In contrast to life across the sound in Malmö — where the mayor once famously stated, “We accept neither antisemitism nor Zionism”, and the Jewish community centre was bombed last September — Copenhagen’s Jews have traditionally felt few threats. “A Jew in Denmark can live a life without problems or fear of being a Jew,” says Chief Rabbi Bent Lexner.
Indeed, this year’s commemoration of the 17th anniversary of the Rescue only serves to highlight the place of Jews within wider Danish society: in the presence of the Queen, the community will recall the escape to Sweden of 7,000 Jews in 1943, assisted by the resistance and ordinary Danes.
And yet, something is amiss in the state of Denmark. In the past 12 months, there has been a spike in recorded hate crimes against Jews.
In May, a male was assaulted in Fælledparken Park by a gang who shouted “dirty Jew” and “death to Israel”, leaving him with a concussion and black eye. Then, in September, a representative of Magen David Adom, who was wearing a kippah, was attacked outside Central Station by three men. The same month, Copenhagen’s Mayor for Employment and Integration, Anna Mee Allerslev, suggested that Israeli flags should not be displayed at a multicultural event in the city’s park, before rescinding her statement upon realising her insensitivity.
Such incidents are indicative of the city’s struggle to fully educate, integrate and assimilate Denmark’s 250,000-strong Muslim population. Unlike the Jews — who number 8,000 and maintain strong, centralised and active institutions — Denmark’s Muslims come from countries across North Africa, the Middle East and the Balkans and lack unified leadership.

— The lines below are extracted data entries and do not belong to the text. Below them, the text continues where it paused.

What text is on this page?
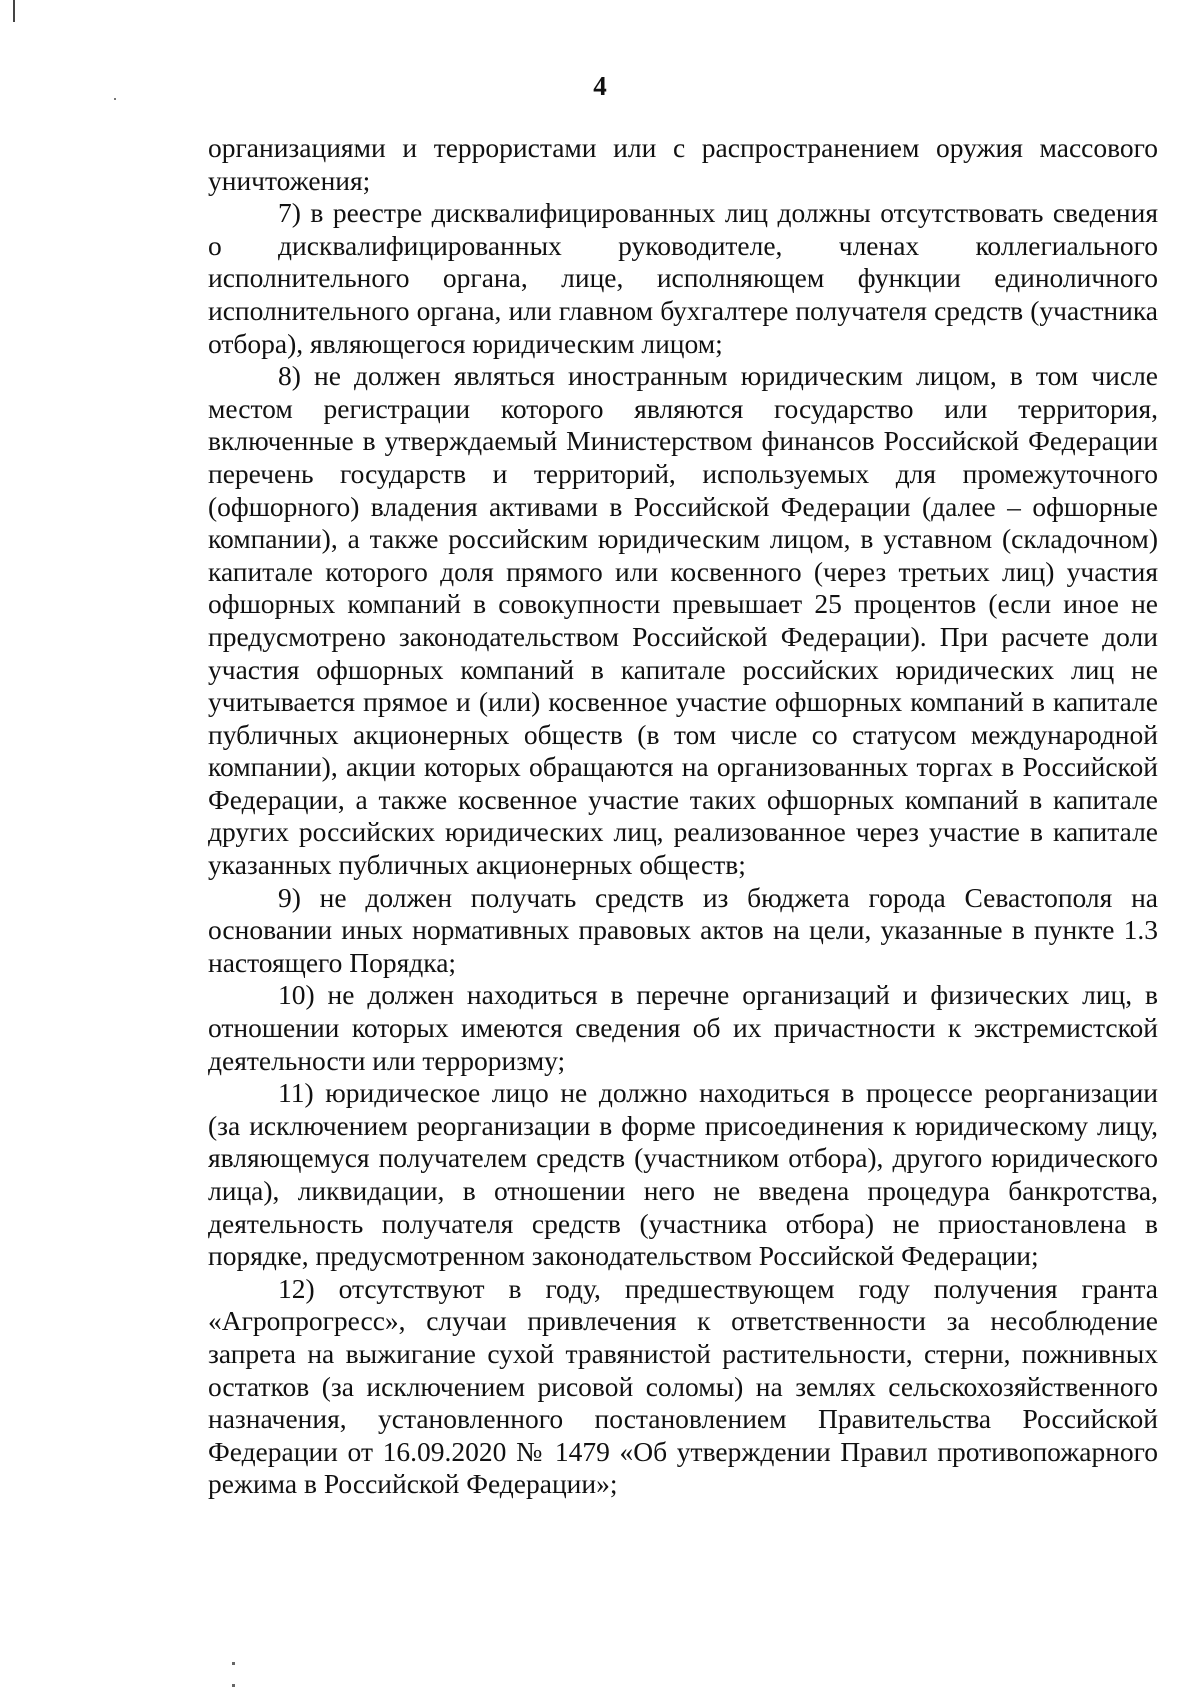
4

организациями и террористами или с распространением оружия массового уничтожения;

7) в реестре дисквалифицированных лиц должны отсутствовать сведения о дисквалифицированных руководителе, членах коллегиального исполнительного органа, лице, исполняющем функции единоличного исполнительного органа, или главном бухгалтере получателя средств (участника отбора), являющегося юридическим лицом;

8) не должен являться иностранным юридическим лицом, в том числе местом регистрации которого являются государство или территория, включенные в утверждаемый Министерством финансов Российской Федерации перечень государств и территорий, используемых для промежуточного (офшорного) владения активами в Российской Федерации (далее – офшорные компании), а также российским юридическим лицом, в уставном (складочном) капитале которого доля прямого или косвенного (через третьих лиц) участия офшорных компаний в совокупности превышает 25 процентов (если иное не предусмотрено законодательством Российской Федерации). При расчете доли участия офшорных компаний в капитале российских юридических лиц не учитывается прямое и (или) косвенное участие офшорных компаний в капитале публичных акционерных обществ (в том числе со статусом международной компании), акции которых обращаются на организованных торгах в Российской Федерации, а также косвенное участие таких офшорных компаний в капитале других российских юридических лиц, реализованное через участие в капитале указанных публичных акционерных обществ;

9) не должен получать средств из бюджета города Севастополя на основании иных нормативных правовых актов на цели, указанные в пункте 1.3 настоящего Порядка;

10) не должен находиться в перечне организаций и физических лиц, в отношении которых имеются сведения об их причастности к экстремистской деятельности или терроризму;

11) юридическое лицо не должно находиться в процессе реорганизации (за исключением реорганизации в форме присоединения к юридическому лицу, являющемуся получателем средств (участником отбора), другого юридического лица), ликвидации, в отношении него не введена процедура банкротства, деятельность получателя средств (участника отбора) не приостановлена в порядке, предусмотренном законодательством Российской Федерации;

12) отсутствуют в году, предшествующем году получения гранта «Агропрогресс», случаи привлечения к ответственности за несоблюдение запрета на выжигание сухой травянистой растительности, стерни, пожнивных остатков (за исключением рисовой соломы) на землях сельскохозяйственного назначения, установленного постановлением Правительства Российской Федерации от 16.09.2020 № 1479 «Об утверждении Правил противопожарного режима в Российской Федерации»;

And among them are extremist elements — mostly young men — willing to commit hate crimes against Jews.
Lord Mayor of Copenhagen, Frank Jensen, told the JC: “One single incident of antisemitism or any other form of discrimination is one too many… I cannot stress that enough.” At present, the city government is focused on “the problems of discrimination against minority groups in many different ways, and we follow strategies using both ‘hard measures’ and a dialogue-based, educational approach.”
But as Rabbi Lexner as well as Finn Schwarz, President the Jewish Community in Denmark, both argue, such measures can only go so far. Rabbi Lexner regularly meets imams from the city’s mosques but remains worried that they say one thing to him but another to their congregants. Attempts to form dialogue groups are often fraught, too: while co-operation can be effective on circumcision and ritual slaughter, discussions often give way to the Israel-Palestine question.
In addition, the Socialist People’s Party, which is part of the city government, maintains staunch positions on Palestine and have made common cause with the Muslim community over it. Sadly, with municipal elections due in the next few months, the need for votes could lead to more suggestions like the one that dropped from the mouth of Ms Allerslev.